La estructura institucional española vive un momento de tensión sin precedentes. Por primera vez en democracia, el fiscal general del Estado podría enfrentarse a juicio acusado de un delito que pone en entredicho la propia esencia de su función: la protección de la confidencialidad y la legalidad en el marco penal. Álvaro García Ortiz, junto a la fiscal jefe de Madrid, Pilar Rodríguez, ha sido señalado por el Tribunal Supremo como presunto responsable de filtrar información sensible vinculada a la pareja de la presidenta madrileña, Isabel Díaz Ayuso.

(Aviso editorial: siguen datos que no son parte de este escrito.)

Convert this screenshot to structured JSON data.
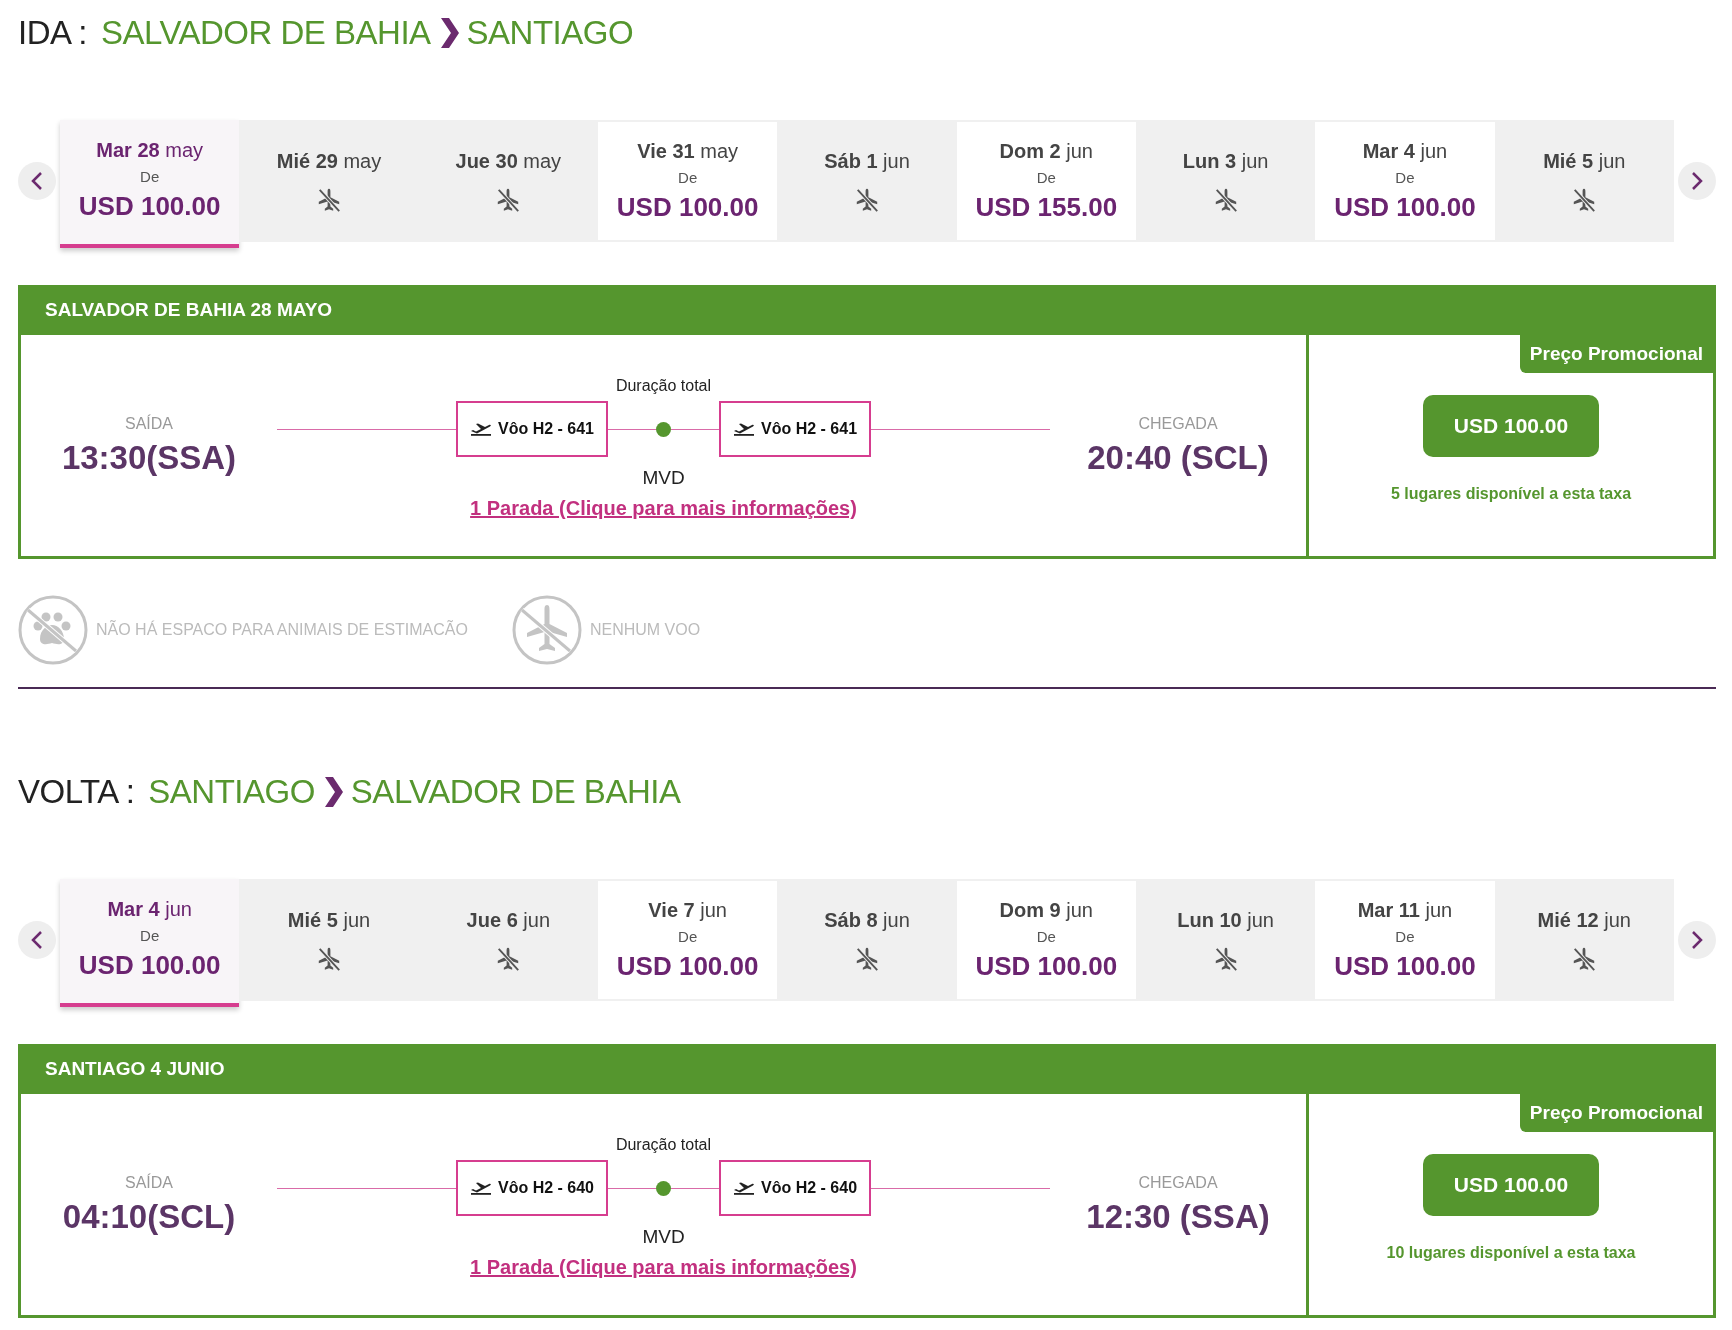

Detrás del procedimiento judicial no solo hay un supuesto error profesional, sino una cadena de decisiones que revelan cómo el poder institucional puede entrar en colisión con intereses partidistas o mediáticos. El juez instructor, Ángel Hurtado, ha cerrado la fase de investigación y ha decidido transformar el proceso en procedimiento abreviado —paso previo a la apertura formal de juicio— por la presunta revelación de secretos. El motivo: la difusión a la prensa de correos electrónicos entre la defensa del empresario Alberto González Amador, pareja de Ayuso, y la Fiscalía de Delitos Económicos. En esos mensajes se reconocía la comisión de delitos fiscales, lo que puso en el foco mediático a una figura clave del entorno de la presidenta autonómica.

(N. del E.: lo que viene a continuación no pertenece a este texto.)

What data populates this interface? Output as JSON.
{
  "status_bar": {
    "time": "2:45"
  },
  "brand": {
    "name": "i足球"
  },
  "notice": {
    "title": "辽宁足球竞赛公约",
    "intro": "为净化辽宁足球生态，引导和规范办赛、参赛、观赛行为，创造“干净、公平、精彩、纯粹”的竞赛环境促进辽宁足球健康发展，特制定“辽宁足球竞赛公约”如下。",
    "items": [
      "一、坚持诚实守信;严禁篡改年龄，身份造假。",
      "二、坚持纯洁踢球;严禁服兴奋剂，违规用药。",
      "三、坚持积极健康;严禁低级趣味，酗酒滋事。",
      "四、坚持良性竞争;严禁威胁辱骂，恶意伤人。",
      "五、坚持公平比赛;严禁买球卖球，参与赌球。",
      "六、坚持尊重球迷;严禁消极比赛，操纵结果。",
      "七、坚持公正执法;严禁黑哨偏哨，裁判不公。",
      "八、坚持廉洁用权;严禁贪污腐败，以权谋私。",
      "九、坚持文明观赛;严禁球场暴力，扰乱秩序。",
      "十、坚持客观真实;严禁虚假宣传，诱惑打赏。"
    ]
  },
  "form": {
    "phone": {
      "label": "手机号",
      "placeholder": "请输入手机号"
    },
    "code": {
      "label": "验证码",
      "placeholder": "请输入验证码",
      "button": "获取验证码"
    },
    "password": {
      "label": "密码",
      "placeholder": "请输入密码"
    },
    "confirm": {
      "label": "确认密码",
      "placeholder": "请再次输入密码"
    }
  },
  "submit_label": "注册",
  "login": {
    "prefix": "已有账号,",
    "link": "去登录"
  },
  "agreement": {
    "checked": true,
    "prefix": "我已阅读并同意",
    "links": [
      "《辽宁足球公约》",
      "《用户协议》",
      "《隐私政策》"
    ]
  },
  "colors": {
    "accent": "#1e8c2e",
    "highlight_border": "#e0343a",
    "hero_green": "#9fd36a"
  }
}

Lo más inquietante del caso no es la revelación en sí, sino el contexto en el que se produjo. Según el auto judicial, la actuación del fiscal general no fue casual ni aislada. A raíz de una publicación en el diario El Mundo, que apuntaba a una oferta de pacto por parte de la Fiscalía al empresario, García Ortiz habría activado una reacción interna basada en intercambios frenéticos de mensajes para defender la versión oficial. El objetivo: «ganar el relato». Es decir, evitar que la opinión pública creyera que la Fiscalía actuaba como parte negociadora con un imputado de relevancia política.
La implicación de la fiscal jefe de Madrid añade una capa más al escándalo. Fue ella quien, por orden directa del fiscal general, solicitó en plena noche los correos privados que terminarían siendo filtrados. El uso de información protegida, que debería estar blindada por el principio de confidencialidad entre defensa y acusación, se convirtió en una herramienta para marcar posición en el tablero mediático.
Desde octubre de 2024, cuando el Tribunal Supremo asumió la causa a propuesta del TSJ de Madrid, la investigación ha contado con el apoyo de la UCO de la Guardia Civil, cuyos informes han servido de base para las sospechas del instructor. Aunque aún se está en una fase procesal preliminar, el trasfondo del caso plantea una pregunta incómoda: ¿hasta qué punto están los órganos de justicia y sus responsables inmunes a las presiones políticas o mediáticas?
El Estado de derecho se basa, entre otras cosas, en que quienes lo representan respeten sus límites. La Fiscalía, cuya misión es garantizar la legalidad, no puede permitirse maniobras que, bajo la excusa de aclarar una narrativa pública, vulneren los derechos de las partes implicadas. Convertir la protección institucional en un campo de batalla política es una señal preocupante de erosión democrática.
Ahora, la pelota está en el tejado de la propia Fiscalía, que deberá decidir en los próximos diez días si apoya la apertura de juicio oral o solicita el archivo de la causa. En cualquier caso, el daño ya está hecho: la credibilidad de una de las instituciones más delicadas del sistema ha quedado gravemente comprometida. Y aunque la justicia aún debe pronunciarse, el juicio público ya ha comenzado.